The sage takes a long look and gets rather huffy to Tom. He feels Tom is jesting with him, since the gargoyle is obviously a creation of Tom's own. ("Huh?!") Tom tries to placate the sage and tells him how we found ... we thought we just found ... the gargoyle in a very odd place of heavy-duty fay glamour. Perhaps we accidentally "expected" him into existence. Tom looks at the gargoyle psionically and indeed finds his own signature all over it. Maybe a touch of Kate, too. The sage leaves, somewhat mollified but still huffing slightly.

The day passes. Evening falls and Markel takes his dragon out for a ride, scouting the area. Buildings are scattered very thinly through hills and forest, and he catches sight of fay folk out gathering food, not cultivating it.

Night falls. The cat straps on his thumbs and his sword, and sallies forth. Somewhere in the inn's back yard, he sees a pair of eyes up in a tree. His feline night-vision (genetically enhanced with some infra-red sensitivity) soon shows the eyes to belong to a very large bird, rather hawk-like, but leafy and bark-covered.

A few branches down, he spies another pair of eyes, belonging to a winged cat, who seems to be stalking a pair of squirrels on the ground. Then, at ground level, there's a long face with a pair of long ears, peering at him. Wolf? Hm.

Brunalf is distracted from the possible wolf by the winged cat, who launches itself at the squirrels, misses, glares at him, and flies back into the tree. When he looks around again, the wolf is gone. Er...

The evening looks up when he spots a nice big mouse under the tree, with that oh-no-I'm-at-ground-zero look on its face. He draws his sword and is about to lunge, when foom the winged cat stoops on it. The winged one gives Brunalf a grin and takes off again.

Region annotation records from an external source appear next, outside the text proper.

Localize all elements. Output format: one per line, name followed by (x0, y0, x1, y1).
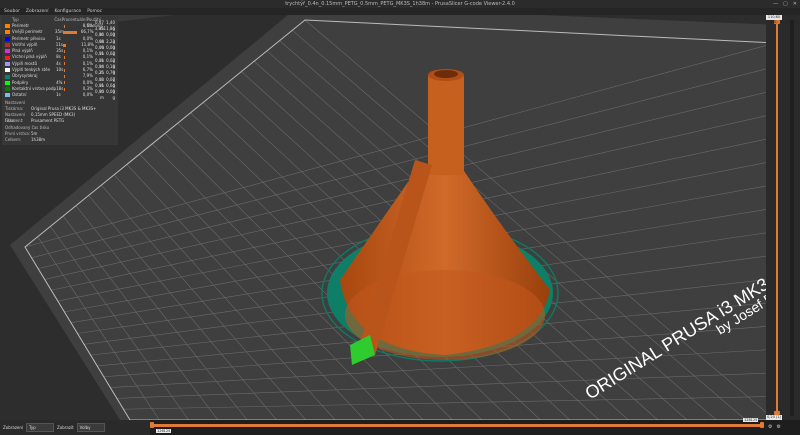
legend-item-bar (63, 68, 82, 72)
cog-icon[interactable]: ⚙ (776, 424, 780, 430)
legend-item-time: 1s (56, 92, 61, 98)
window-title: trychtýř_0.4n_0.15mm_PETG_0.5mm_PETG_MK3… (285, 1, 515, 7)
legend-item-bar (63, 81, 82, 85)
estimated-time-info: První vrstva: 5m Celkem: 1h38m (5, 131, 115, 143)
legend-swatch (5, 93, 10, 98)
menu-bar: Soubor Zobrazení Konfigurace Pomoc (0, 8, 800, 15)
legend-row[interactable]: Ostatní 1s 0,0% 0,00 m 0,00 g (5, 89, 115, 100)
window-controls: — ▢ ✕ (773, 0, 797, 8)
layer-slider-panel (766, 15, 800, 420)
view-type-label: Zobrazení (3, 425, 24, 430)
info-value: Prusament PETG (31, 117, 65, 123)
vertical-scrollbar[interactable] (790, 20, 794, 416)
menu-configuration[interactable]: Konfigurace (54, 8, 81, 15)
show-options-label: Zobrazit (57, 425, 74, 430)
maximize-icon[interactable]: ▢ (783, 0, 788, 8)
moves-slider-left-thumb[interactable] (150, 422, 154, 428)
legend-item-bar (63, 56, 82, 60)
legend-item-bar (62, 43, 81, 47)
legend-swatch (5, 43, 10, 48)
legend-item-grams: 0,00 g (106, 89, 115, 101)
close-icon[interactable]: ✕ (793, 0, 797, 8)
info-value: 1h38m (31, 136, 46, 142)
legend-item-bar (63, 49, 82, 53)
legend-swatch (5, 36, 10, 41)
menu-file[interactable]: Soubor (4, 8, 20, 15)
view-type-select[interactable]: Typ (26, 423, 55, 432)
legend-swatch (5, 61, 10, 66)
minimize-icon[interactable]: — (773, 0, 778, 8)
moves-slider-track[interactable] (152, 424, 764, 427)
funnel-spout (428, 75, 464, 175)
legend-swatch (5, 24, 10, 29)
legend-item-bar (63, 75, 82, 79)
moves-slider-min: 126125 (156, 429, 172, 433)
legend-item-bar (63, 87, 82, 91)
slider-icons: ⚙ ⚙ (768, 424, 781, 430)
legend-swatch (5, 55, 10, 60)
layer-bottom-value: 0,20 (1) (766, 415, 782, 420)
window-titlebar: trychtýř_0.4n_0.15mm_PETG_0.5mm_PETG_MK3… (0, 0, 800, 8)
legend-rows: Perimetr 8,6% 0,47 m 1,40 g Vnější perimetr 3… (5, 20, 115, 100)
legend-item-bar (64, 94, 82, 97)
legend-item-meters: 0,00 m (95, 89, 104, 101)
legend-swatch (5, 74, 10, 79)
info-row: Celkem: 1h38m (5, 137, 115, 143)
legend-item-name: Ostatní (12, 92, 27, 98)
menu-view[interactable]: Zobrazení (26, 8, 49, 15)
legend-swatch (5, 30, 10, 35)
legend-swatch (5, 68, 10, 73)
legend-swatch (5, 49, 10, 54)
menu-help[interactable]: Pomoc (87, 8, 102, 15)
moves-slider-value: 128125 (743, 418, 759, 422)
legend-swatch (5, 80, 10, 85)
legend-item-pct: 0,0% (82, 92, 93, 98)
bottom-toolbar: Zobrazení Typ Zobrazit Volby (0, 420, 150, 435)
layer-top-value: 110,60 (80) (766, 15, 782, 24)
legend-item-bar (62, 30, 81, 34)
legend-item-time: 10s (56, 67, 64, 73)
show-options-select[interactable]: Volby (76, 423, 105, 432)
legend-panel: Typ Čas Procentuální Použitý filament Pe… (2, 16, 118, 145)
info-key: Filament: (5, 117, 24, 123)
info-key: Celkem: (5, 136, 22, 142)
layer-slider-track[interactable] (776, 22, 778, 417)
cog-icon[interactable]: ⚙ (768, 424, 772, 430)
legend-swatch (5, 87, 10, 92)
moves-slider-right-thumb[interactable] (760, 422, 764, 428)
settings-info: Tiskárna: Original Prusa i3 MK3S & MK3S+ N… (5, 106, 115, 124)
legend-item-bar (64, 37, 82, 40)
legend-item-bar (63, 62, 82, 66)
info-row: Filament: Prusament PETG (5, 118, 115, 124)
legend-item-bar (63, 24, 82, 28)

Meanwhile, the gargoyle has been happily looming out of our upstairs windows, watching all this. He notes that the big, leafy hawk, further up the tree, has also been watching, taking a possibly culinary interest in his buddy Brunalf. Accordingly, the 800-pound gargoyle jumps out of the window and flaps over to the tree. The branch immediately starts to collapse under him. He flaps madly.

Under the tree, Brunalf has begun to get the same awful feeling the mouse probably had. He remembers the leafy hawk. He looks up. It's stooping on him. With a big shadow behind it.

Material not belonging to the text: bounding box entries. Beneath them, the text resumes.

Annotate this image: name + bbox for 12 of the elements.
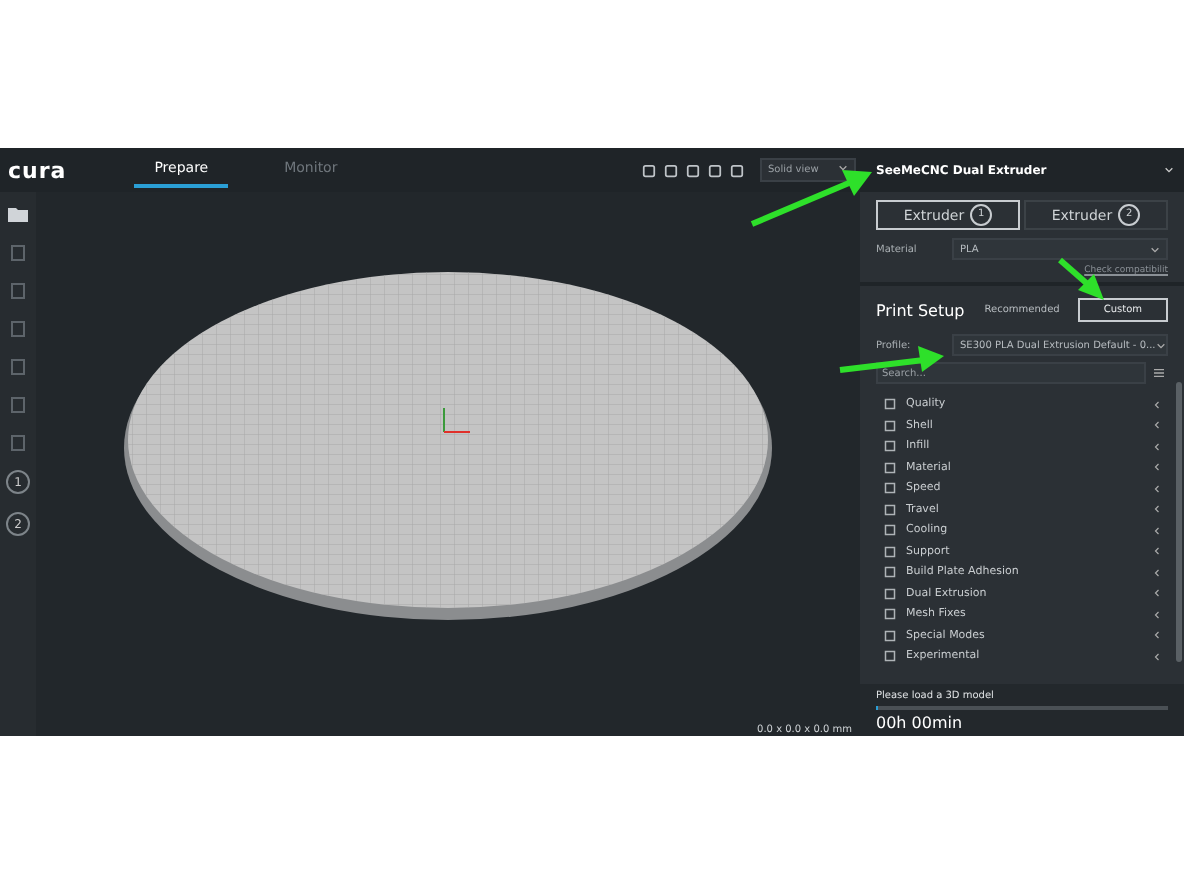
menu-icon[interactable]	[1154, 368, 1164, 378]
scrollbar[interactable]	[1176, 382, 1182, 662]
annotation-arrow	[750, 170, 872, 227]
chevron-down-icon[interactable]	[1164, 166, 1174, 174]
chevron-down-icon	[838, 164, 848, 172]
print-setup-title: Print Setup	[876, 301, 965, 319]
print-time: 00h 00min	[876, 714, 965, 732]
chevron-down-icon	[1155, 341, 1166, 349]
chevron-down-icon	[1150, 245, 1160, 253]
cura-logo: cura	[8, 157, 67, 183]
folder-icon[interactable]	[8, 204, 28, 224]
annotation-arrow	[839, 346, 944, 373]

He bolts out of the way, just as the gargoyle hits the place he was standing. Milliseconds later, the hawk hits the same place. skritch Hawk talons don't do much to stone.

The gargoyle finds itself half embedded in loam, being fluttered at by a bird. The bird is simple; he bats it away. (Way, way, away.) The loam is harder. Soon, however, Markel flies over and notes the thumping and flapping, and the slightly hysterical sound of a cat laughing, despite being somewhat the worse for wear and losing his sword and one thumb-strap.

Markel and some dwarves from the inn eventually pry the gargoyle out. They get some version of the story from the cat, who retrieves his property, and everyone goes in, leaving the night to a bemused wolf and, somewhere in the middle distance, a badly contused hawk.